In April 2026, a major fire at Viva Energy’s Geelong refinery disrupted fuel production at one of only two remaining oil refineries in Australia. The facility supplies approximately 50 percent of Victoria’s fuel and around 10 percent of national fuel production.
Although no injuries were reported, operations were reduced following the 13 hour blaze. At the same time, global oil markets were already under pressure due to ongoing Middle East conflict.
As a result, rising fuel prices have become more than an energy issue. They are now a workforce planning issue for Australian employers.
Geelong Refinery Disruption And Fuel Supply Risk
Australia currently relies on just two domestic oil refineries. Over the past decade, refinery closures have increased dependence on imported fuel. Consequently, any domestic disruption can create immediate supply strain. Following the Geelong refinery fire, petrol production was the most affected output line. Diesel and jet fuel continued at reduced levels while safety assessments were completed. Industry experts warned that petrol prices in Victoria could rise by up to 20 cents per litre as supply chains adjusted.
Given that Victoria plays a major role in freight and logistics activity, the refinery disruption highlighted how exposed Australia’s fuel supply system remains.
Rising Fuel Prices And Business Cost Pressure
When fuel prices rise, business costs increase quickly. Transport operators, freight companies, construction firms, delivery services and agricultural producers are directly affected.
Higher fuel costs increase operating expenses across supply chains. In many cases, businesses must either absorb these costs or pass them on to customers. For organisations operating on narrow margins, even a 10 to 20 cent per litre increase can materially impact budgets.
Importantly, rising fuel prices also contribute to broader inflation pressure. This influences wage expectations, labour negotiations and workforce expansion decisions.
Workforce Impact Across Key Sectors
Fuel supply disruptions have indirect but significant effects on the Australian workforce.
First, transport and logistics employers may need to adjust routing, fleet utilisation and rostering models to manage volatility. This can affect overtime allocation and contractor reliance. Second, regional and agricultural businesses that depend heavily on diesel may face tighter labour budgets during seasonal peaks. Third, recruitment strategies may shift. When operating costs increase, businesses often slow hiring, delay expansion or prioritise efficiency over workforce growth.
Therefore, fuel volatility directly influences workforce planning across multiple industries.
Economic Resilience And Strategic Workforce Planning
The April 2026 refinery incident exposed structural vulnerabilities in Australia’s energy infrastructure. With only two operational refineries and heavy reliance on imports, supply disruptions can amplify economic risk.
Although government coordination helped secure additional imports, the event reinforced the importance of proactive risk management.

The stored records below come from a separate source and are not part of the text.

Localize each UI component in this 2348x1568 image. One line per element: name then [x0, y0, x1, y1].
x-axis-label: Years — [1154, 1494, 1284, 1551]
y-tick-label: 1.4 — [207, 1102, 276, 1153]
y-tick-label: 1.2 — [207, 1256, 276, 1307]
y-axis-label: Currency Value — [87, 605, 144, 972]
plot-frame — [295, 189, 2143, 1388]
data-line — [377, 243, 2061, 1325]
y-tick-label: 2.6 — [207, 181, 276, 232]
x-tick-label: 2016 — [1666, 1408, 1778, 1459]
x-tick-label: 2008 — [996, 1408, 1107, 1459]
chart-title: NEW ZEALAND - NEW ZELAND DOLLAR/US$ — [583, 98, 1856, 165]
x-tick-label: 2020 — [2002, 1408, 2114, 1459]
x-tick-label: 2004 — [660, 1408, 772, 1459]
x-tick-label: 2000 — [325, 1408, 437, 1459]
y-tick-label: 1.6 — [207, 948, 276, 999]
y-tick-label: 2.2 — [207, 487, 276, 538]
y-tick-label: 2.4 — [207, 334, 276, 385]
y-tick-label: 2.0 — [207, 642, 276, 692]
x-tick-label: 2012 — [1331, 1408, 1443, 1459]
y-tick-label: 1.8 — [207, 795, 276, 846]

Employers that incorporate fuel cost modelling into workforce planning are better positioned to manage sudden shocks. Scenario planning, cost forecasting and flexible staffing models are becoming essential tools in 2026.
Fuel Volatility Is A Workforce Risk
The Geelong refinery fire demonstrated how quickly local incidents can affect national economic stability. Rising fuel prices impact transport networks, supply chains and ultimately hiring decisions.
In 2026, fuel supply risk is not just an energy issue. It is a workforce issue. Organisations that actively monitor fuel markets and integrate economic awareness into recruitment strategy will be more resilient in a volatile environment.